Perhaps the negative judgment suffers from the insurmountable gap between expectations and what was actually seen on the screen, and this is largely the spectator's fault. But at least if the film surprised us in the opposite sense, making us forget how many erroneous ideas filled our heads while anticipating it. Not even that can be credited to it, because it remains a film that fails to emotionally engage with a theme that is too simple in its philosophical difficulty and doesn't even manage to deceive us as every decent film should, to the point where the only scenes that manage to heat us up are those where the lively and blooded people of the Po move, with their boccaccesque and natural vulgarity.
The figure of Raz Degan (of a soporific monotony) is embarrassing, and the subsequent redubbing adds embarrassment to embarrassment: the caricature in certain scenes is not too far off.

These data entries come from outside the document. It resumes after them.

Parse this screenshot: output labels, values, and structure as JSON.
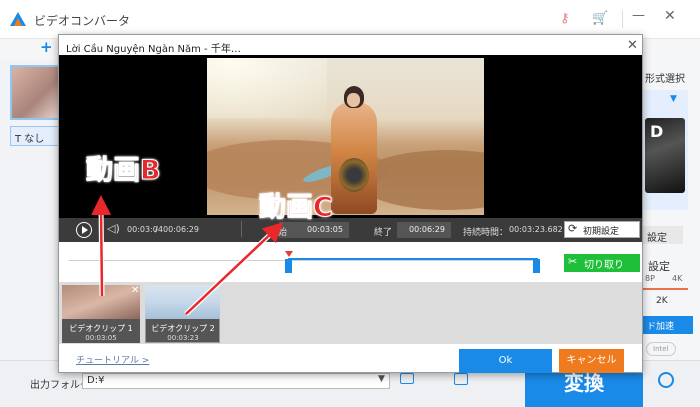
{
  "app": {
    "title": "ビデオコンバータ",
    "side_chip": "なし",
    "format_select": "形式選択",
    "format_thumb_text": "D",
    "init_label": "設定",
    "setting_label": "設定",
    "res_labels": [
      "8P",
      "4K",
      "2K"
    ],
    "hw_label": "ド加速",
    "intel_label": "Intel",
    "output_folder_label": "出力フォルダ：",
    "output_folder_value": "D:¥",
    "convert_label": "変換"
  },
  "modal": {
    "title": "Lời Cầu Nguyện Ngàn Năm - 千年…",
    "player": {
      "current_time": "00:03:04",
      "separator": "/",
      "total_time": "00:06:29"
    },
    "start_label": "開始",
    "start_value": "00:03:05",
    "end_label": "終了",
    "end_value": "00:06:29",
    "duration_label": "持続時間：",
    "duration_value": "00:03:23.682",
    "reset_label": "初期設定",
    "cut_label": "切り取り",
    "clips": [
      {
        "name": "ビデオクリップ 1",
        "time": "00:03:05"
      },
      {
        "name": "ビデオクリップ 2",
        "time": "00:03:23"
      }
    ],
    "tutorial_label": "チュートリアル >",
    "ok_label": "Ok",
    "cancel_label": "キャンセル"
  },
  "annotations": {
    "label_b": "動画B",
    "label_c": "動画C",
    "color": "#e8282b"
  },
  "colors": {
    "accent": "#1a8ae8",
    "cut_green": "#1fbf3a",
    "cancel_orange": "#f07a1e"
  }
}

The only well-sketched figure is the naive and milky "bread girl," and her need for love (which unfortunately, to the detriment of the film's beauty, leans on the shoulder of the handsome Israeli) remains the purest emotion the film can convey. The rest is just a mishmash of characters without art or part, among which the book-loving priest, who perfectly parodies the character he is supposed to portray, stands out negatively.

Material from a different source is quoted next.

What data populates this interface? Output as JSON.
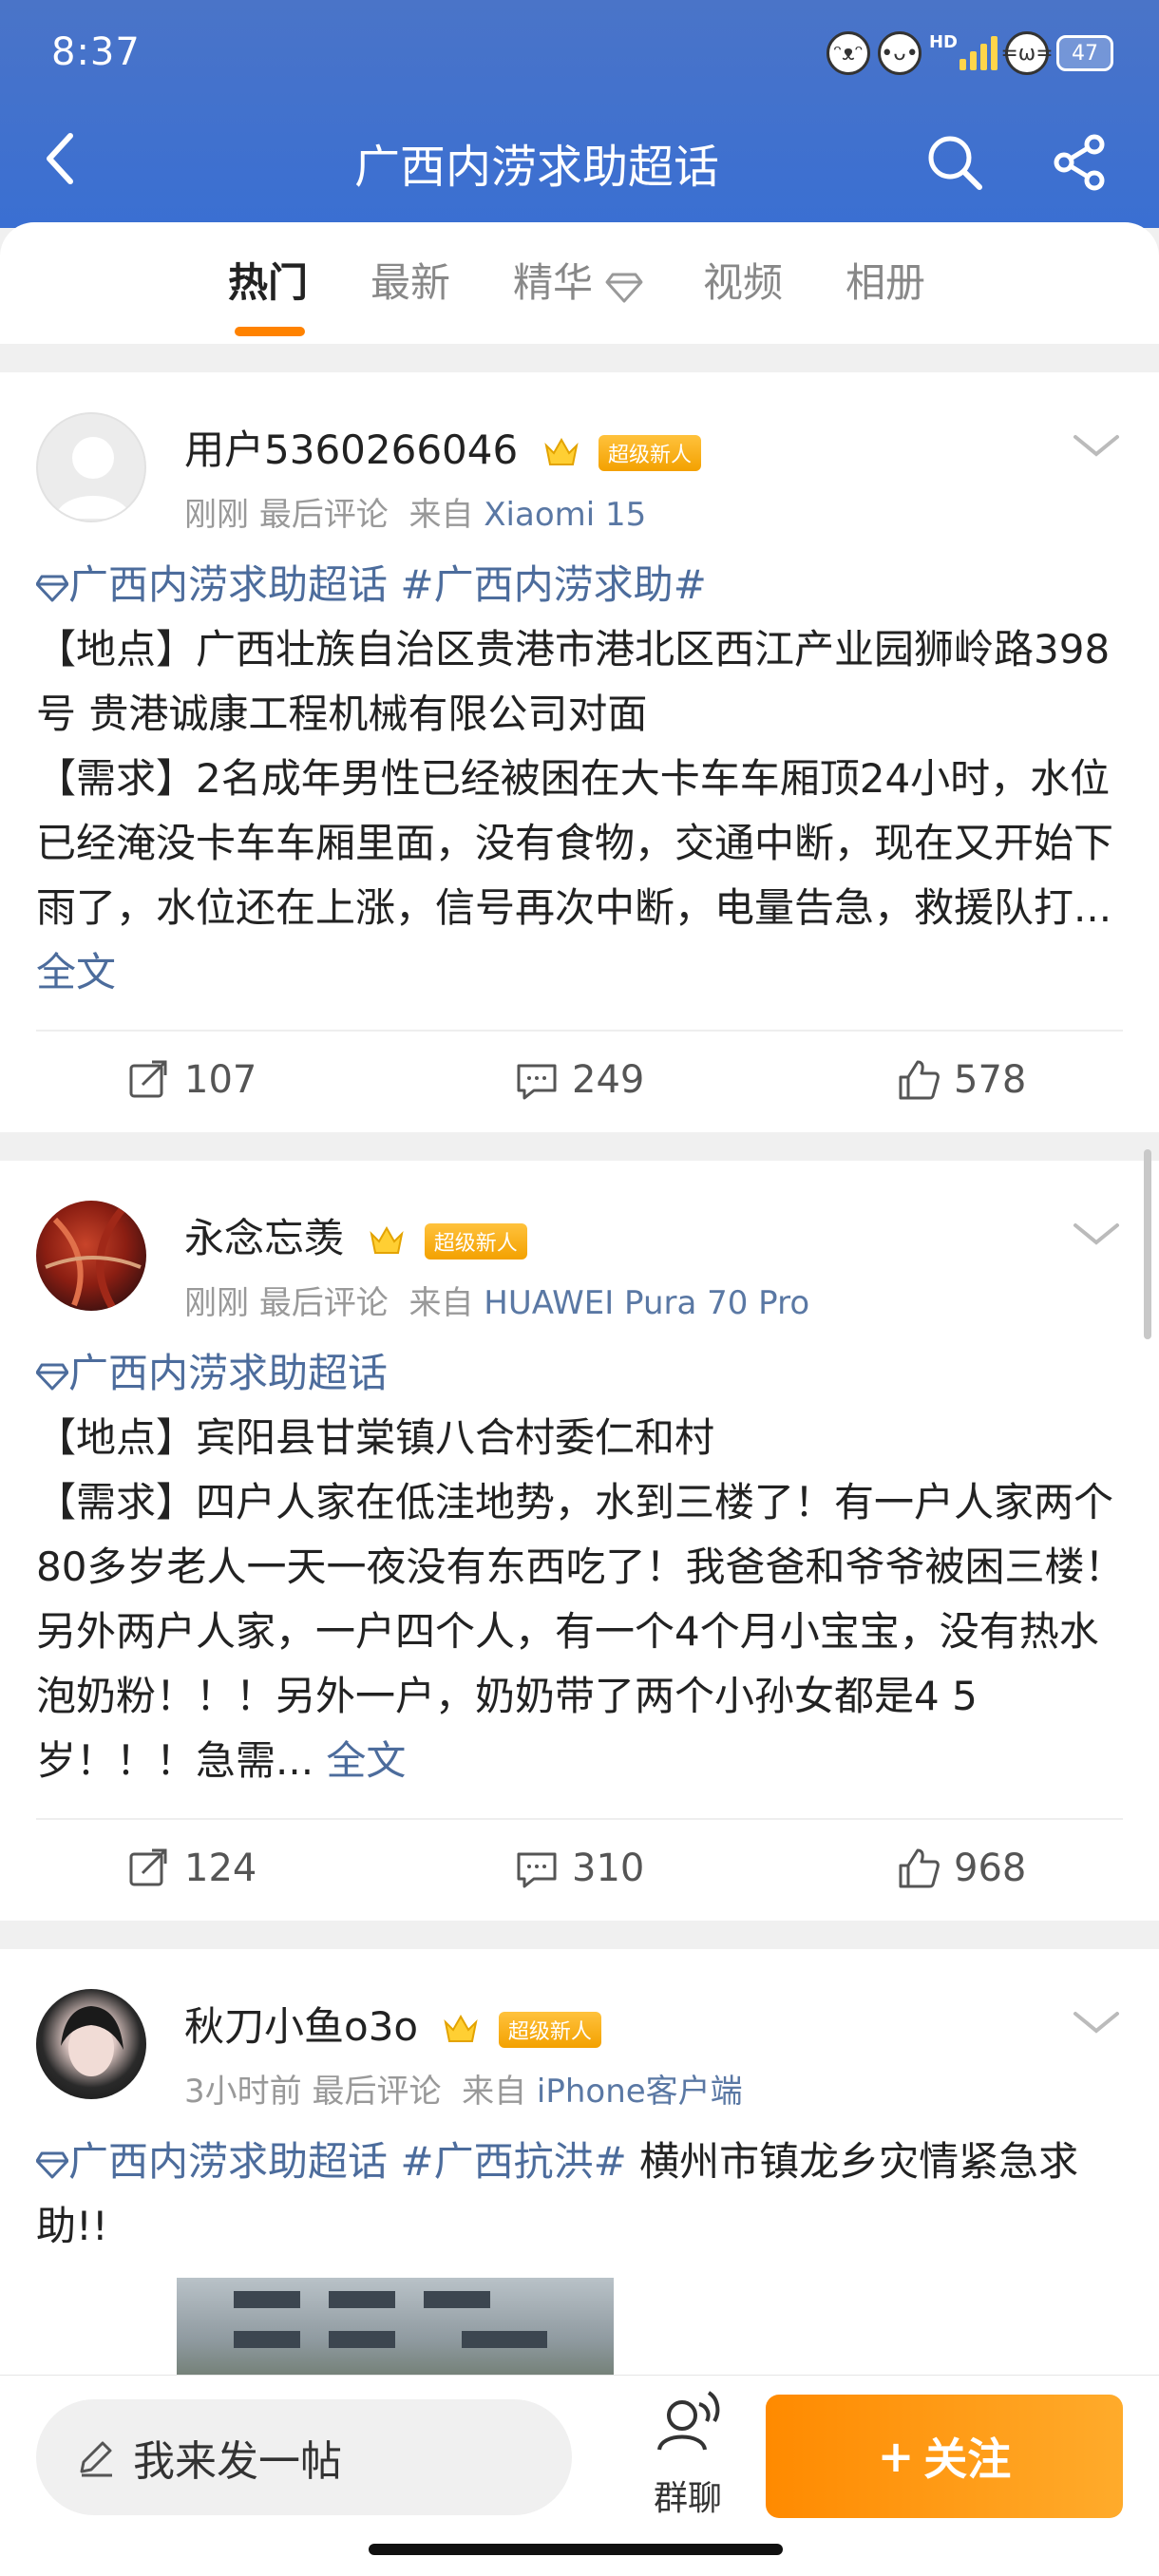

A separate discussion deserves the message the film wants to convey, certainly noble, but the screenplay does not do its job, leaving a few impactful phrases with the heavy task of signifying something that would have been better emerged from a better-structured script and characters better framed within their environment. Where they would like to be historic, the most significant lines sound already said or completely out of place (the final interrogation!) and the feeling is that the famous "message" was almost artificially attached to the film, instead of allowing the audience to grasp it by following the twists of the story.
From a director who has confessed his love for the documentary form, one would have expected a better description of the fluvial environment, a "mythology" of the Po and its fishermen that instead gives way to a generic environmental protest fueled by the "romantic" idea of a nature that punishes all those who violate it. Perhaps the problem, at its root, is that Olmi wanted to pursue a simple goal through too many paths and got lost.